The legislation would reduce patients’ cost sharing, prevent plan and PBM clawbacks, enhance price transparency, and establish clear performance measures for pharmacies.
Several pharmacy associations have extended their praise for the introduction of a bill pursuing direct and indirect remuneration (DIR) fee reform and lowering drug costs for Medicare patients.
The Pharmacy DIR Reform to Reduce Senior Drug Costs Act was introduced by a bipartisan group of lawmakers in the US House and Senate, including Sen. Jon Tester (D-MT), Sen. Shelley Moore Capito (R-WV), Sen. Sherrod Brown (D-OH) and Sen. James Lankford (R-OK), as well as Rep. Peter Welch (D-VT), Rep. Morgan Griffith (R-VA), Rep. Buddy Carter (R-GA), Rep. Vicente Gonzalez (D-TX), Rep. Diana Harshbarger (R-TN), Rep. Abigail Spanberger (D-VA), Rep. John Rose (R-TN), and Rep. Raja Krishnamoorthi (D-IL).
“DIR fees are exerting unnecessary and devastating pressures on patients, on pharmacies, and on communities – particularly the most vulnerable and the underserved. We welcome the introduction of the Pharmacy DIR Reform to Reduce Senior Drug Costs Act, and we urge its passage this year,” the associations said in a group statement.
Among the supporting cohorts were the National Community Pharmacists Association (NCPA), the National Association of Chain Drug Stores (NACDS), the National Association of Specialty Pharmacy (NASP), the American Pharmacists Association (APhA), The Food Industry Association (FMI), the National Grocers Association (NGA), the National Alliance of State Pharmacy Associations (NASPA), and the American Society of Consultant Pharmacists (ASCP).
According to the NCPA statement, DIR fees unravel the viability of pharmacies while also inflating out-of-pocket prescription drug costs for Medicare patients. And DIR fees have been increasing over the last few years. NCPA asserted that DIR fees charged to pharmacies have ballooned from $229 million in 2013 to approximately $9.1 billion in 2019, according to a 2020 Drug Channels report.
Although the Centers for Medicare & Medicaid Services (CMS) have argued that the increase in DIR fees is due to pharmacy performance assessments, NCPA pointed to the fact that the assessments are “often arbitrary, based on the drugs the pharmacy dispenses and manages.”

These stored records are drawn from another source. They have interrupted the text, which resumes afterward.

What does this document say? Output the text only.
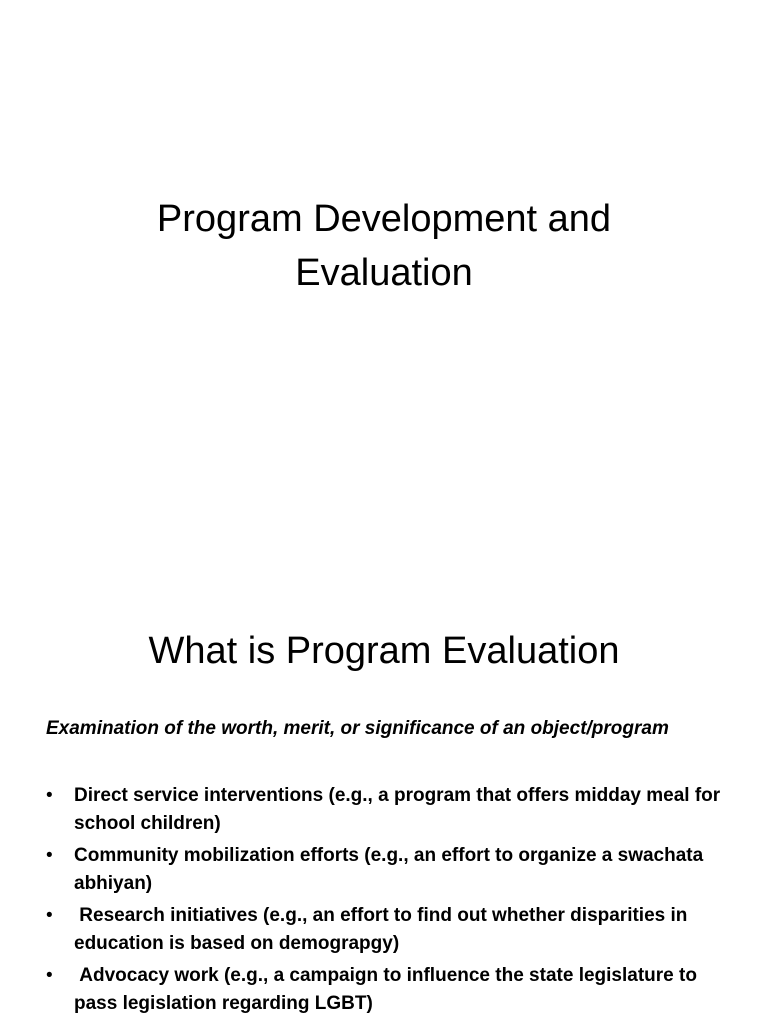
Program Development and
Evaluation
What is Program Evaluation

Examination of the worth, merit, or significance of an object/program

• Direct service interventions (e.g., a program that offers midday meal for school children)
• Community mobilization efforts (e.g., an effort to organize a swachata abhiyan)
• Research initiatives (e.g., an effort to find out whether disparities in education is based on demograpgy)
• Advocacy work (e.g., a campaign to influence the state legislature to pass legislation regarding LGBT)
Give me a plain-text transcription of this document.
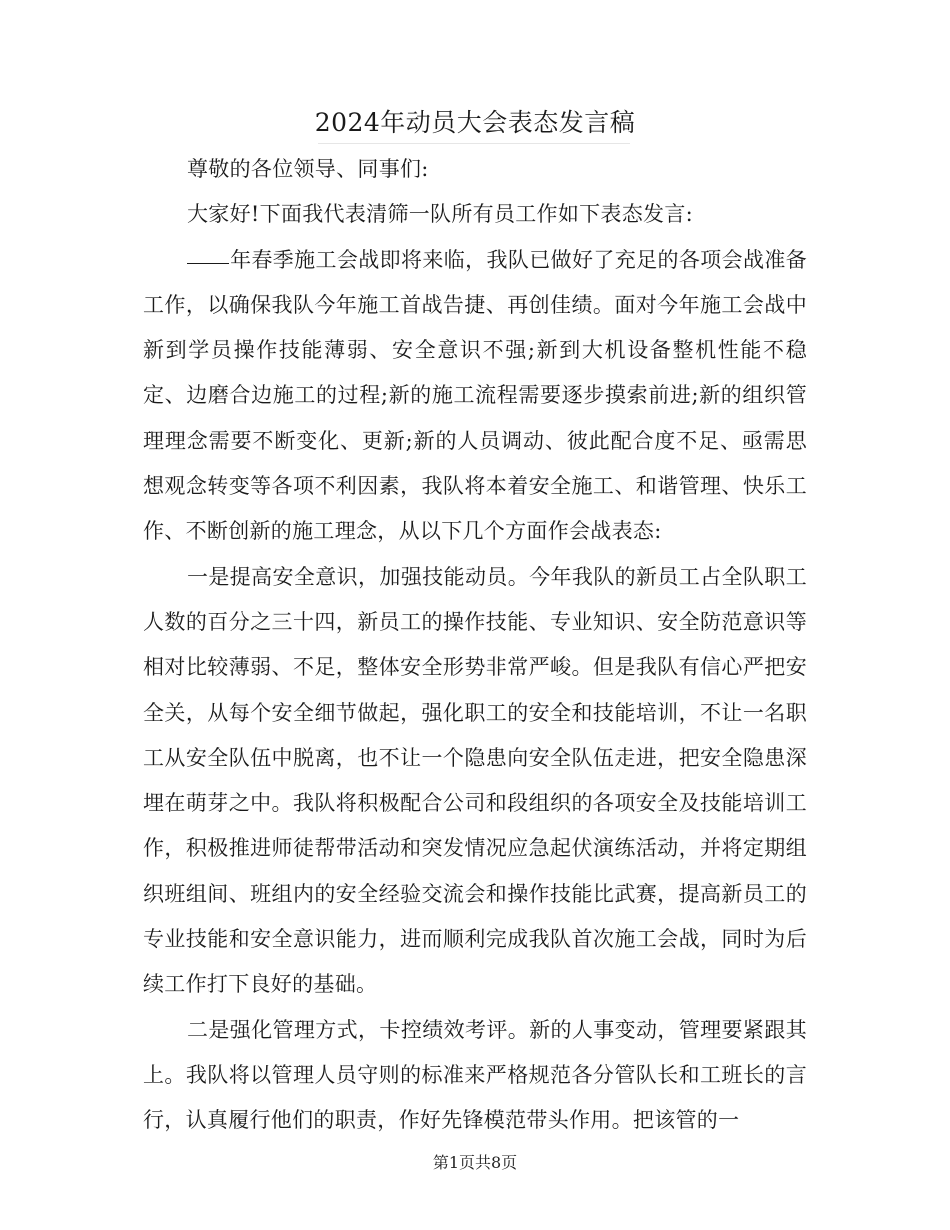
2024年动员大会表态发言稿

尊敬的各位领导、同事们:

大家好!下面我代表清筛一队所有员工作如下表态发言:

年春季施工会战即将来临，我队已做好了充足的各项会战准备工作，以确保我队今年施工首战告捷、再创佳绩。面对今年施工会战中新到学员操作技能薄弱、安全意识不强;新到大机设备整机性能不稳定、边磨合边施工的过程;新的施工流程需要逐步摸索前进;新的组织管理理念需要不断变化、更新;新的人员调动、彼此配合度不足、亟需思想观念转变等各项不利因素，我队将本着安全施工、和谐管理、快乐工作、不断创新的施工理念，从以下几个方面作会战表态:

一是提高安全意识，加强技能动员。今年我队的新员工占全队职工人数的百分之三十四，新员工的操作技能、专业知识、安全防范意识等相对比较薄弱、不足，整体安全形势非常严峻。但是我队有信心严把安全关，从每个安全细节做起，强化职工的安全和技能培训，不让一名职工从安全队伍中脱离，也不让一个隐患向安全队伍走进，把安全隐患深埋在萌芽之中。我队将积极配合公司和段组织的各项安全及技能培训工作，积极推进师徒帮带活动和突发情况应急起伏演练活动，并将定期组织班组间、班组内的安全经验交流会和操作技能比武赛，提高新员工的专业技能和安全意识能力，进而顺利完成我队首次施工会战，同时为后续工作打下良好的基础。

二是强化管理方式，卡控绩效考评。新的人事变动，管理要紧跟其上。我队将以管理人员守则的标准来严格规范各分管队长和工班长的言行，认真履行他们的职责，作好先锋模范带头作用。把该管的一

第1页共8页
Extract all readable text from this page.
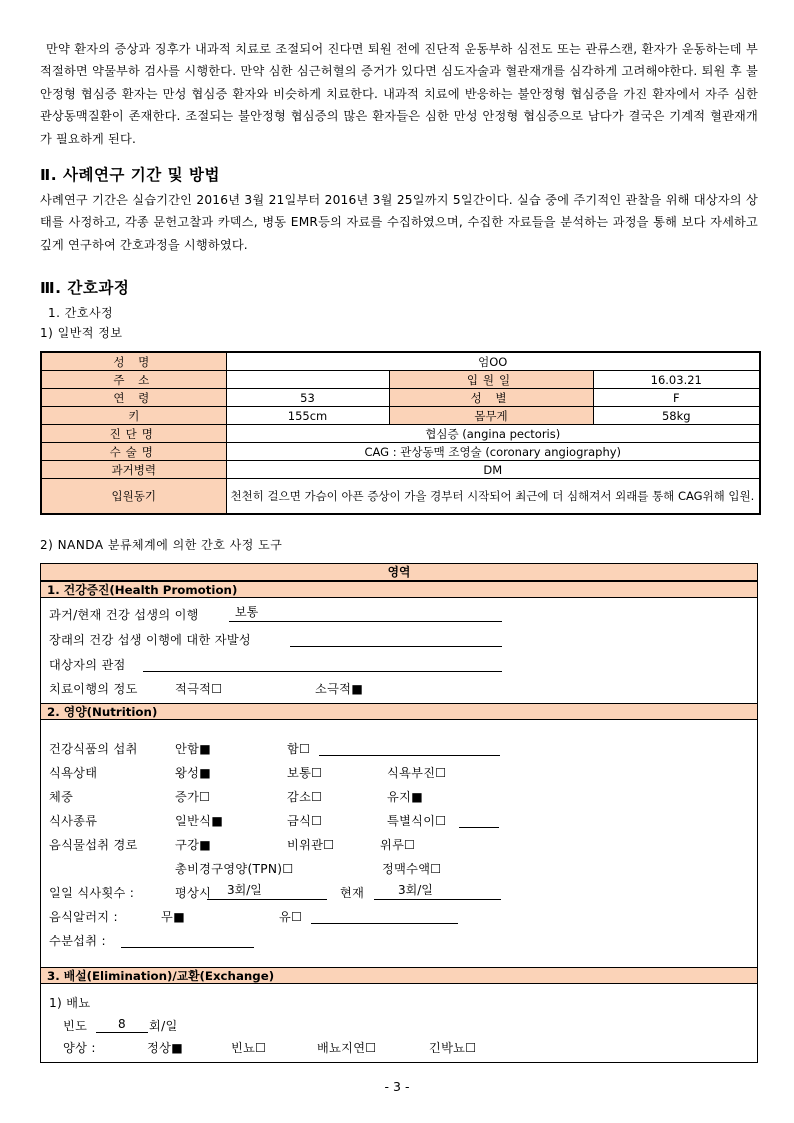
만약 환자의 증상과 징후가 내과적 치료로 조절되어 진다면 퇴원 전에 진단적 운동부하 심전도 또는 관류스캔, 환자가 운동하는데 부적절하면 약물부하 검사를 시행한다. 만약 심한 심근허혈의 증거가 있다면 심도자술과 혈관재개를 심각하게 고려해야한다. 퇴원 후 불안정형 협심증 환자는 만성 협심증 환자와 비슷하게 치료한다. 내과적 치료에 반응하는 불안정형 협심증을 가진 환자에서 자주 심한 관상동맥질환이 존재한다. 조절되는 불안정형 협심증의 많은 환자들은 심한 만성 안정형 협심증으로 남다가 결국은 기계적 혈관재개가 필요하게 된다.

Ⅱ. 사례연구 기간 및 방법

사례연구 기간은 실습기간인 2016년 3월 21일부터 2016년 3월 25일까지 5일간이다. 실습 중에 주기적인 관찰을 위해 대상자의 상태를 사정하고, 각종 문헌고찰과 카덱스, 병동 EMR등의 자료를 수집하였으며, 수집한 자료들을 분석하는 과정을 통해 보다 자세하고 깊게 연구하여 간호과정을 시행하였다.

Ⅲ. 간호과정

1. 간호사정

1) 일반적 정보

성 명	엄OO		
주 소		입원일	16.03.21
연 령	53	성 별	F
키	155cm	몸무게	58kg
진단명	협심증 (angina pectoris)		
수술명	CAG : 관상동맥 조영술 (coronary angiography)		
과거병력	DM		
입원동기	천천히 걸으면 가슴이 아픈 증상이 가을 경부터 시작되어 최근에 더 심해져서 외래를 통해 CAG위해 입원.		

2) NANDA 분류체계에 의한 간호 사정 도구

영역
1. 건강증진(Health Promotion)
과거/현재 건강 섭생의 이행	보통
장래의 건강 섭생 이행에 대한 자발성
대상자의 관점
치료이행의 정도	적극적☐	소극적■
2. 영양(Nutrition)
건강식품의 섭취	안함■	함☐
식욕상태	왕성■	보통☐	식욕부진☐
체중	증가☐	감소☐	유지■
식사종류	일반식■	금식☐	특별식이☐
음식물섭취 경로	구강■	비위관☐	위루☐
총비경구영양(TPN)☐	정맥수액☐
일일 식사횟수 :	평상시 3회/일	현재	3회/일
음식알러지 :	무■	유☐
수분섭취 :
3. 배설(Elimination)/교환(Exchange)
1) 배뇨
빈도	8 회/일
양상 :	정상■	빈뇨☐	배뇨지연☐	긴박뇨☐
- 3 -
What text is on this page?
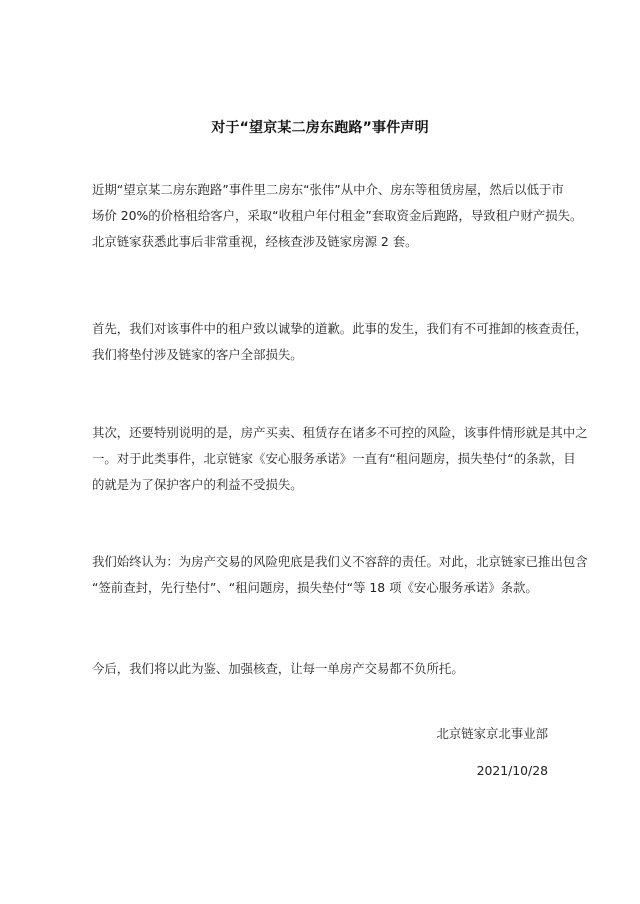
对于“望京某二房东跑路”事件声明
近期“望京某二房东跑路”事件里二房东“张伟”从中介、房东等租赁房屋，然后以低于市
场价 20%的价格租给客户，采取“收租户年付租金”套取资金后跑路，导致租户财产损失。
北京链家获悉此事后非常重视，经核查涉及链家房源 2 套。
首先，我们对该事件中的租户致以诚挚的道歉。此事的发生，我们有不可推卸的核查责任，
我们将垫付涉及链家的客户全部损失。
其次，还要特别说明的是，房产买卖、租赁存在诸多不可控的风险，该事件情形就是其中之
一。对于此类事件，北京链家《安心服务承诺》一直有“租问题房，损失垫付“的条款，目
的就是为了保护客户的利益不受损失。
我们始终认为：为房产交易的风险兜底是我们义不容辞的责任。对此，北京链家已推出包含
“签前查封，先行垫付”、“租问题房，损失垫付“等 18 项《安心服务承诺》条款。
今后，我们将以此为鉴、加强核查，让每一单房产交易都不负所托。
北京链家京北事业部
2021/10/28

Snowballing drug costs can have serious consequences on the health care system overall, such as diminished medication adherence, which can result in worse outcomes in patients who may need more expensive treatments later – all of which could have been avoided with a more deliberate approach and transparent system that works to the benefit of the pharmacy and the patient.
“This pivotal legislation seeks to reduce patients’ cost-sharing, prevent plans and pharmacy benefit managers (PBMs) from clawing back fees from pharmacies, enhance price transparency, and establish consistent pharmacy performance measures that foster quality care and that enhance the viability and predictability of pharmacy operations,” the statement said.